Former Kansas secretary of state and 2018 Republican gubernatorial nominee Kris Kobach

July 10, 2019 — In most runs for public office, the day a candidate announces is one of the best campaign days. For former Kansas secretary of state and 2018 Republican gubernatorial nominee Kris Kobach, his declaration that he would run for Sen. Pat Roberts (R) open seat looks to have turned out differently.

Kobach’s Senate announcement on Monday, though speculated upon for several weeks, was met with a considerable amount of negativity from members of his own party including a spokeswoman for the National Republican Senatorial Committee (NRSC). Through a reported tweet from an interview with the Kansas City Star newspaper she said, “just last year [ex-Sec of State] Kris Kobach ran [as GOP nominee for governor] and lost to a Democrat. Now, he wants to do the same and simultaneously put President Trump’s presidency and [the GOP] Senate majority at risk.”

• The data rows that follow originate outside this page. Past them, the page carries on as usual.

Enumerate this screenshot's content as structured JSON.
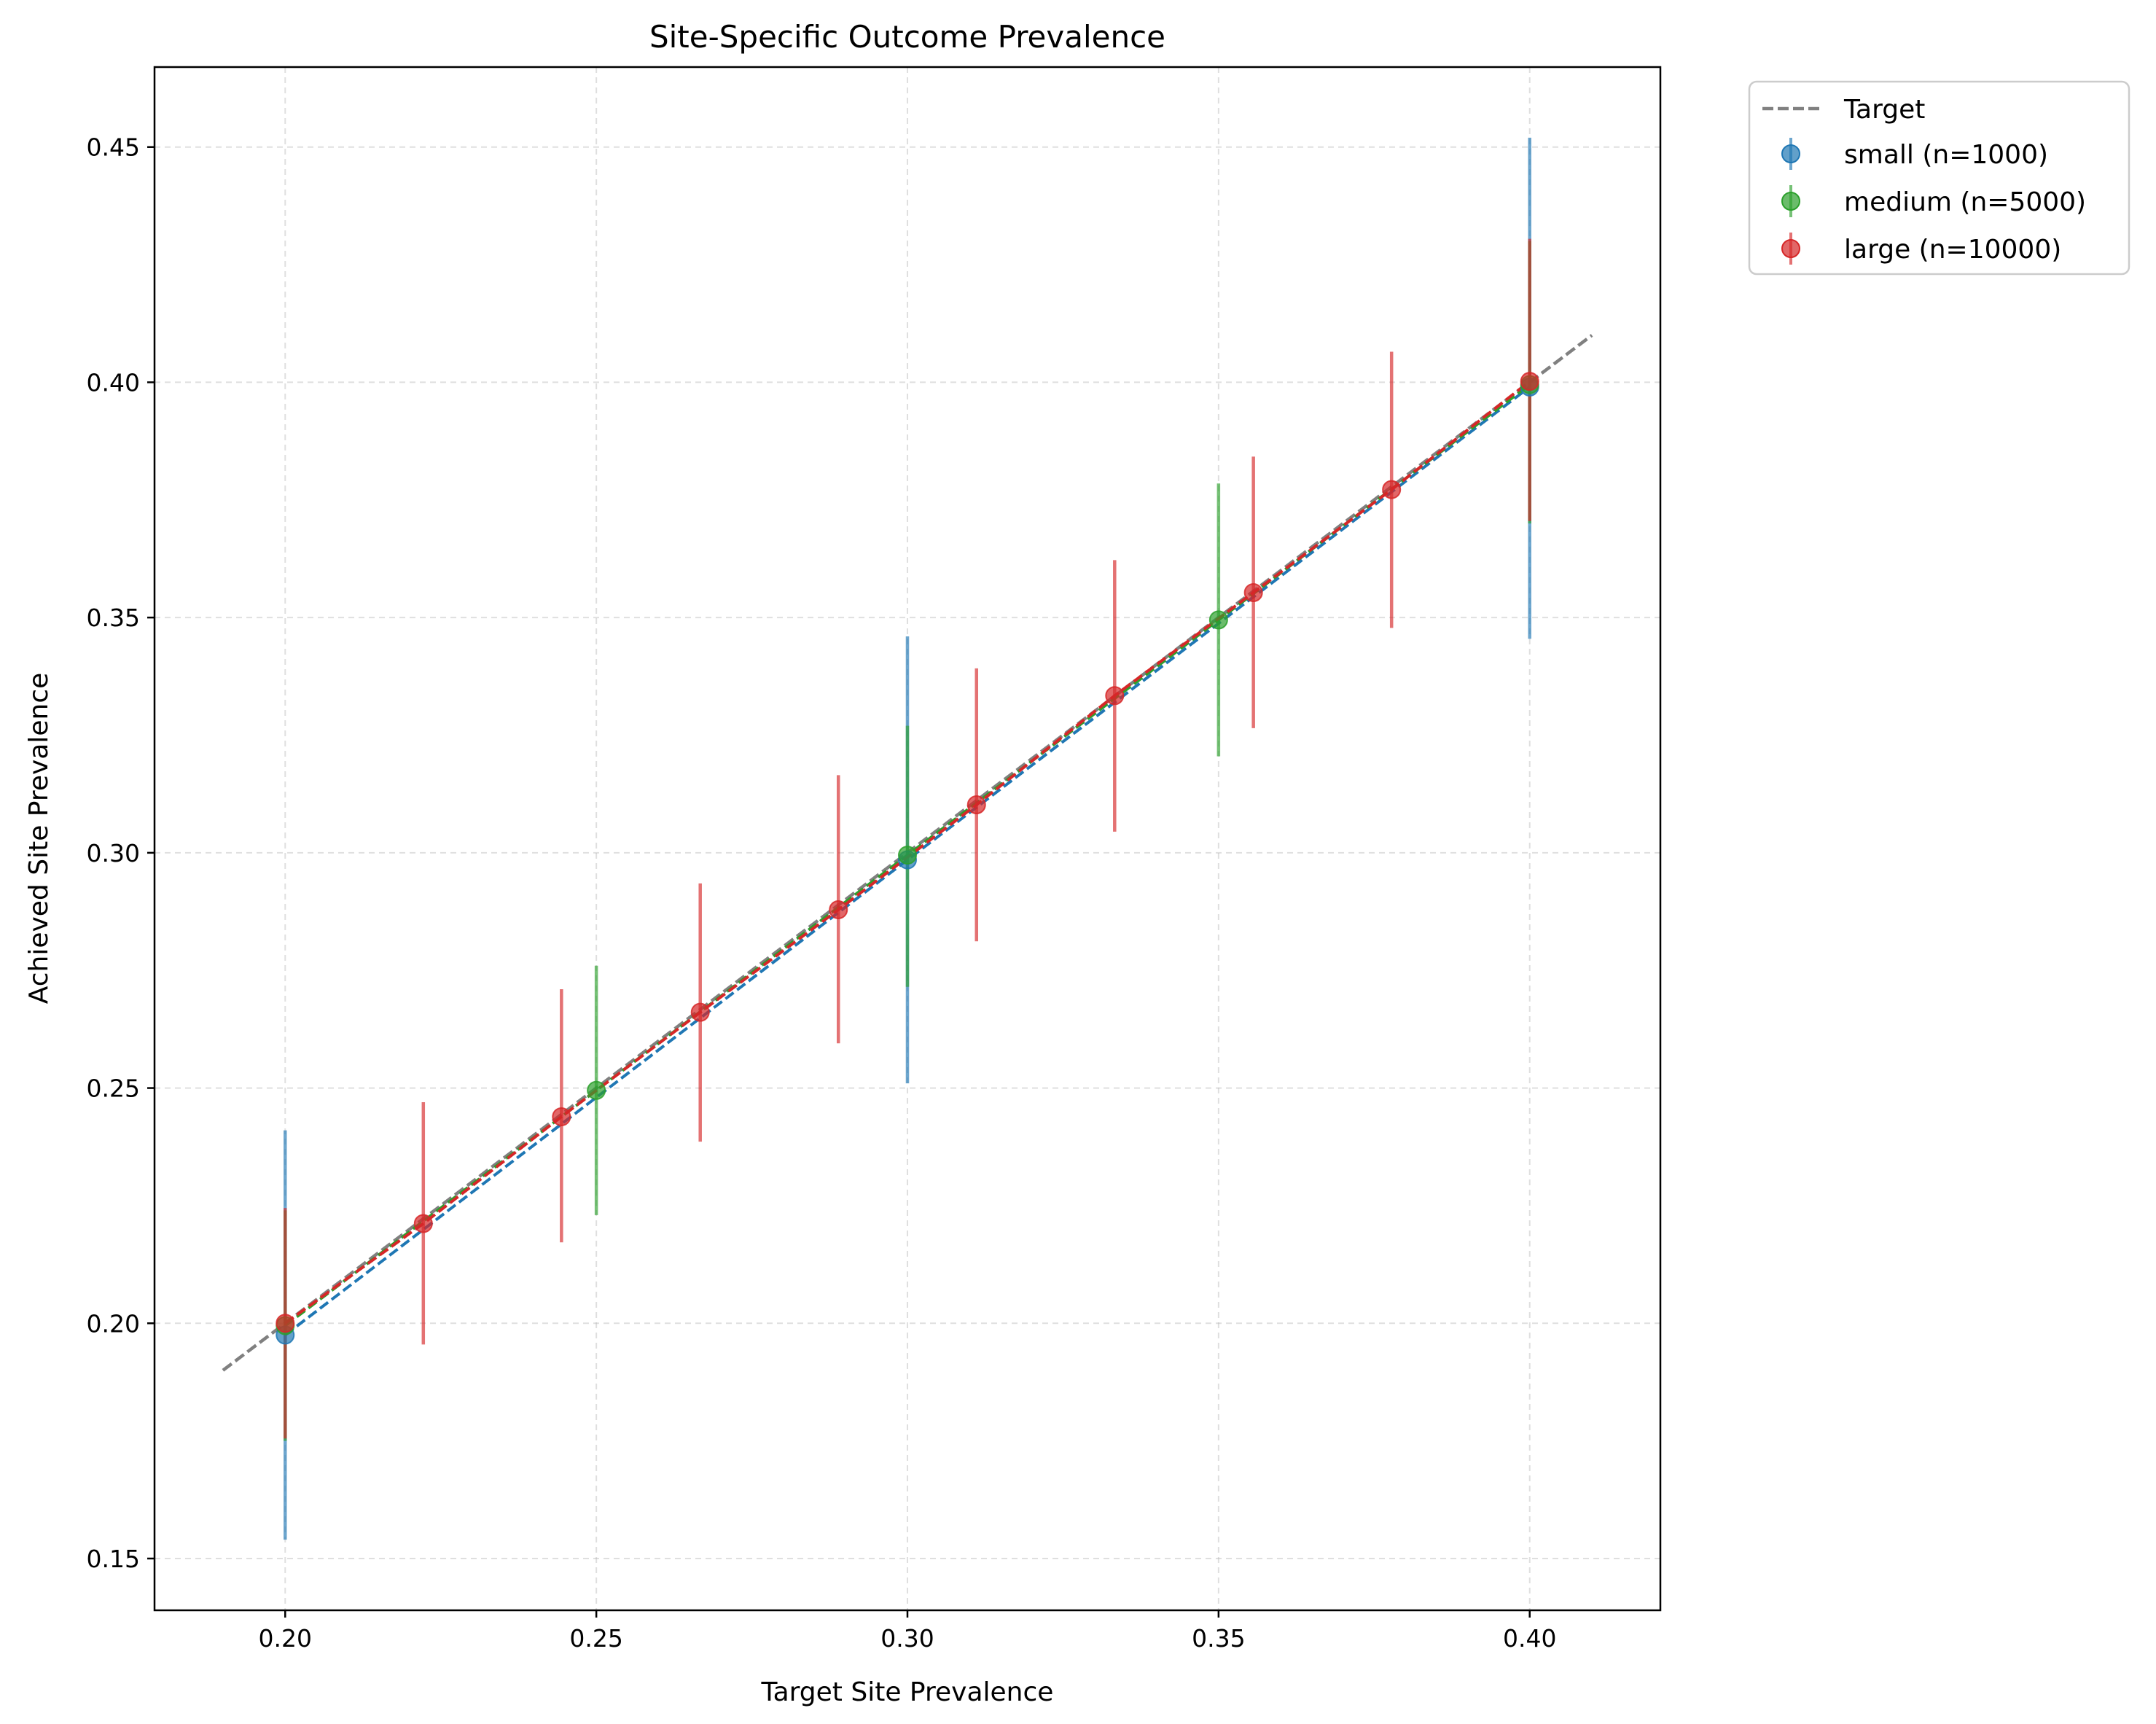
{
  "chart_data": {
    "type": "scatter",
    "title": "Site-Specific Outcome Prevalence",
    "xlabel": "Target Site Prevalence",
    "ylabel": "Achieved Site Prevalence",
    "xlim": [
      0.179,
      0.421
    ],
    "ylim": [
      0.139,
      0.467
    ],
    "xticks": [
      "0.20",
      "0.25",
      "0.30",
      "0.35",
      "0.40"
    ],
    "yticks": [
      "0.15",
      "0.20",
      "0.25",
      "0.30",
      "0.35",
      "0.40",
      "0.45"
    ],
    "grid": true,
    "legend_position": "outside upper right",
    "reference_line": {
      "name": "Target",
      "x": [
        0.19,
        0.41
      ],
      "y": [
        0.19,
        0.41
      ],
      "color": "#808080",
      "style": "dashed"
    },
    "series": [
      {
        "name": "small (n=1000)",
        "color": "#1f77b4",
        "x": [
          0.2,
          0.3,
          0.4
        ],
        "y": [
          0.1975,
          0.2985,
          0.399
        ],
        "err_low": [
          0.154,
          0.251,
          0.3455
        ],
        "err_high": [
          0.241,
          0.346,
          0.452
        ]
      },
      {
        "name": "medium (n=5000)",
        "color": "#2ca02c",
        "x": [
          0.2,
          0.25,
          0.3,
          0.35,
          0.4
        ],
        "y": [
          0.1995,
          0.2495,
          0.2995,
          0.3495,
          0.3995
        ],
        "err_low": [
          0.175,
          0.223,
          0.2715,
          0.3205,
          0.37
        ],
        "err_high": [
          0.224,
          0.276,
          0.327,
          0.3785,
          0.43
        ]
      },
      {
        "name": "large (n=10000)",
        "color": "#d62728",
        "x": [
          0.2,
          0.2222,
          0.2444,
          0.2667,
          0.2889,
          0.3111,
          0.3333,
          0.3556,
          0.3778,
          0.4
        ],
        "y": [
          0.2,
          0.2212,
          0.2439,
          0.2661,
          0.2879,
          0.3102,
          0.3334,
          0.3553,
          0.3772,
          0.4002
        ],
        "err_low": [
          0.1755,
          0.1955,
          0.2172,
          0.2386,
          0.2595,
          0.2812,
          0.3045,
          0.3265,
          0.3478,
          0.3705
        ],
        "err_high": [
          0.2245,
          0.247,
          0.271,
          0.2935,
          0.3165,
          0.3392,
          0.3622,
          0.3842,
          0.4065,
          0.4305
        ]
      }
    ]
  }
}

Kobach, the sitting secretary of state at the time, defeated Gov. Jeff Colyer in the 2018 Republican gubernatorial primary by just 343 votes of over 317,000 ballots cast. Colyer was the state’s lieutenant governor who ascended to the governorship when two-term incumbent Sam Brownback resigned to accept a federal appointment. Post-nomination, the Kobach general election campaign was routinely rated as poor, from a lack of fundraising to deficient campaign strategy and implementation that caused him to lose 48-43 percent to then-state Sen. Laura Kelly (D-Topeka) who attracted a significant amount of Republican support.

Prior to his running for governor, Kobach was tabbed by President Trump to be vice-chairman and lead administrator for the President’s Advisory Committee on Election Integrity under Vice President Mike Pence. But Kobach’s leadership of this organization was also called into question. Asking for voter information from states that even Republican chief election officials routinely refused to turn over, the panel was dissolved after only seven months of existence with no tangible accomplishment.